Faithfulness in Christian Higher Education by Michael Scanlan

Faithfulness in Christian Higher Education

by Michael Scanlan

A number of years ago I was given an honorary degree by my undergraduate alma mater, Williams College. Williams has a long tradition of producing ministers and missionaries. While there I picked up the school newspaper. The burning issue among the students was whether the chapel, one of the most impressive buildings on campus, should be converted into a swimming pool or a billiards hall. This was my first warning that Williams had changed.

That evening we had a symposium on the college’s direction and curriculum. I said that we needed to consider our heritage and reputation for having prepared more ministers for its size than any other New England liberal arts college of the Ivy League flavor. Predictably the response was bafflement about why we should be committed to what we’ve done before or to “what our monuments were.”

When I returned home I began to look carefully at literature sent by my other alma mater, Harvard. The seal on all of Harvard’s stationery bears the legend, “For Christ and Church.” It is Latin, so perhaps its religious message goes down more easily at that thoroughly secular institution. Underneath is the word veritas. That might well be translated “truth,” but at Harvard’s founding it had a religious meaning.

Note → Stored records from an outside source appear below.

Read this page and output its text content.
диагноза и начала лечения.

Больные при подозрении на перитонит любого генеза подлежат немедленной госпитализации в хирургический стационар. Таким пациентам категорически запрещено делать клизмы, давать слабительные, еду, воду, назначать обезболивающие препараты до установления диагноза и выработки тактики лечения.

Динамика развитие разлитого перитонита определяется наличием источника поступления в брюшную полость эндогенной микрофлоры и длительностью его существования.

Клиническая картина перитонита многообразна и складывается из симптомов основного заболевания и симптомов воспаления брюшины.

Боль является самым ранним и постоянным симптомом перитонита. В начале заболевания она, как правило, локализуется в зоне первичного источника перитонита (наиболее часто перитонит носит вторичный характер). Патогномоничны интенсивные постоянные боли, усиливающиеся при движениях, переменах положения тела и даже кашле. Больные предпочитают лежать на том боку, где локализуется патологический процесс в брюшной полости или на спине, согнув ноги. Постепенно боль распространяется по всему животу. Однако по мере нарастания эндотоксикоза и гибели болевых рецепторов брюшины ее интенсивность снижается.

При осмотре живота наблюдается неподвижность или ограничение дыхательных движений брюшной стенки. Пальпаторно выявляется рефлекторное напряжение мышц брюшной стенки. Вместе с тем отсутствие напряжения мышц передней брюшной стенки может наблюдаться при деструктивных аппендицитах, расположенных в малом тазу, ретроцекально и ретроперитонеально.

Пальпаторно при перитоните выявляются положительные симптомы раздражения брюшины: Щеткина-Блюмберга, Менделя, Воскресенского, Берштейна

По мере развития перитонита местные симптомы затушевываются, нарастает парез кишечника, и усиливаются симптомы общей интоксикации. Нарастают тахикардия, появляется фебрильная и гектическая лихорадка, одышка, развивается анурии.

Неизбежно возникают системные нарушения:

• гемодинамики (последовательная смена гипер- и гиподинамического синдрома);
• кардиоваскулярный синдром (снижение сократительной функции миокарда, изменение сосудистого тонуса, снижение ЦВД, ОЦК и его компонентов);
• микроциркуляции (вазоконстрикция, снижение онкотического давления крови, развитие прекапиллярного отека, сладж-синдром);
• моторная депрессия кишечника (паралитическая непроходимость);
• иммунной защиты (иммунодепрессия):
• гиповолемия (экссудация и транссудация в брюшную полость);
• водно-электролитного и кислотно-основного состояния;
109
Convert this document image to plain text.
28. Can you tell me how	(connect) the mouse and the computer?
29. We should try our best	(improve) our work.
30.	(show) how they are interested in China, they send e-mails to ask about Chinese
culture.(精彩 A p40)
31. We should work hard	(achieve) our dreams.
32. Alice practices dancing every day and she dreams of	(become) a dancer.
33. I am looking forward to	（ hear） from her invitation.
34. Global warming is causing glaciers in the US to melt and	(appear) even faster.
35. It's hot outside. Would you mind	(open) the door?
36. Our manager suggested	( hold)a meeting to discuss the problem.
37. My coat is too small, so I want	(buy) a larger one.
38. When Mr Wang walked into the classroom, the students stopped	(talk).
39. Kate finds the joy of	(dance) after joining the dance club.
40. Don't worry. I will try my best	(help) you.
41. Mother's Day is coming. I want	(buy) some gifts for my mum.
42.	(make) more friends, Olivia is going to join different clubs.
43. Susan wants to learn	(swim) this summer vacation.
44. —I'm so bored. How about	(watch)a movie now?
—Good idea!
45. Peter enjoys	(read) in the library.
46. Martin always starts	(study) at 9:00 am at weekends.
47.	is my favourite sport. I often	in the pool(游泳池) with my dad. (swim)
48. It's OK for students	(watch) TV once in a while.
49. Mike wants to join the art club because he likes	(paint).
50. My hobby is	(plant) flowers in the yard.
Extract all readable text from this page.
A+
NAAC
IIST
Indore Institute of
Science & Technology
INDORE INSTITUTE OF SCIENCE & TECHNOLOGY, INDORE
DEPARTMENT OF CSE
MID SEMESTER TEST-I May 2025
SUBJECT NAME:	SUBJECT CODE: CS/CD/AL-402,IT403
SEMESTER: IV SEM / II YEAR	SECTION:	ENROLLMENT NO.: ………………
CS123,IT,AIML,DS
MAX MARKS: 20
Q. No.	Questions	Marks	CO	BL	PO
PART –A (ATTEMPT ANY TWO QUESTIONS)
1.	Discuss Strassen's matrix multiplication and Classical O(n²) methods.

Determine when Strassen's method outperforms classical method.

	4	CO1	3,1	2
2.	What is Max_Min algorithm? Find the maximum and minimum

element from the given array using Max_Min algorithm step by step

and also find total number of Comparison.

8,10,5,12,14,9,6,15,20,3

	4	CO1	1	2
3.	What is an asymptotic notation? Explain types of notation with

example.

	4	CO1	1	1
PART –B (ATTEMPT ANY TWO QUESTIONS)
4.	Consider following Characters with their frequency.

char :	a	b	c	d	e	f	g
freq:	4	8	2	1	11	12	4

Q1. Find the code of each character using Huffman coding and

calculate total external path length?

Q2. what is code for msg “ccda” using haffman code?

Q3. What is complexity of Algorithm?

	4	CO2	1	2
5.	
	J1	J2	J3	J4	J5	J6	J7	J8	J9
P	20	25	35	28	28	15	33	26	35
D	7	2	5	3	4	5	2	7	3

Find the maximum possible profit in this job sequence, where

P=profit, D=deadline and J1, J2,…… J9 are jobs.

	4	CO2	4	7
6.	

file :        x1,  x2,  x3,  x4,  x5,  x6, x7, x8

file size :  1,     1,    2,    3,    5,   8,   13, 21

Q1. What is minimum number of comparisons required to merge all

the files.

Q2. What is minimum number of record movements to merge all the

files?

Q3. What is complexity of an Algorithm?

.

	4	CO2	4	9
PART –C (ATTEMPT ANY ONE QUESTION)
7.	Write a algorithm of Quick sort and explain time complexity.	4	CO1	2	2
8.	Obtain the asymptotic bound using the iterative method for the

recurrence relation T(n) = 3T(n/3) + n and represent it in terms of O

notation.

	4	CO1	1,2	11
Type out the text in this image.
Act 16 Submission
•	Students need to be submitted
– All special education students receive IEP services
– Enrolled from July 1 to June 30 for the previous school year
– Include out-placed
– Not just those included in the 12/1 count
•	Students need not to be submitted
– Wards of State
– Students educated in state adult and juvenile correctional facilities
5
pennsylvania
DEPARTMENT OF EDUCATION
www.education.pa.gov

The secularization of such schools is striking and representative of what has happened and is still happening in many colleges founded for Christian purposes. I am not denigrating these institutions or to question their right to develop their purposes. In fact, I would like to say in their favor that they no longer affirm that they are Christian or carry a Christian label. The more serious problem in Christian higher education today is rather those institutions that carry the Christian label but have secularized. Integrity in Christian higher education requires that we be what we say we are. Over just this point there is a crisis in Christian higher education today.

A Call and a Proposal

The university that I represent, the Franciscan University of Steubenville, Ohio, is a small one, founded in 1946. It has 13 major buildings and approximately 1,800 students, of whom over 700 are residents. It is fully accredited by all the relevant regional and professional accrediting associations. It has master’s programs in theology, business administration, education, and counseling, as well as a school of nursing. It operates on a $20 million budget.

In 1974 I was invited to consider becoming president of the then College of Steubenville. I saw a deep secularization in the college. At the time enrollment was down. Two of the college’s dormitories were empty. Morale was low. It was in financial straits.

I said to the search committee and the board of trustees that the only way I could come to Steubenville—the only good I could do for it—would be to stand for the Christian values, the spiritual values, of its founding. I saw the need to put those values first. This would mean a change in priorities in the administration, in the budget, in the college’s general operating principles.

I rushed headlong into the responsibilities of the job without knowing what I was going to do. I had a lot of bold statements, but no plans. But I was confident that the renewal of the College of Steubenville was something that God wanted and that God was calling me to do. I just didn’t know how I was going to do it.

One thing I knew. Matthew 25 says the Lord judges by a standard of faithful service. Mother Teresa was once asked why she is so successful. She said, “I worry about faithfulness, not success.” I wasn’t sure what I was going to be successful at, but I was determined to make faithfulness to the Lord my first priority.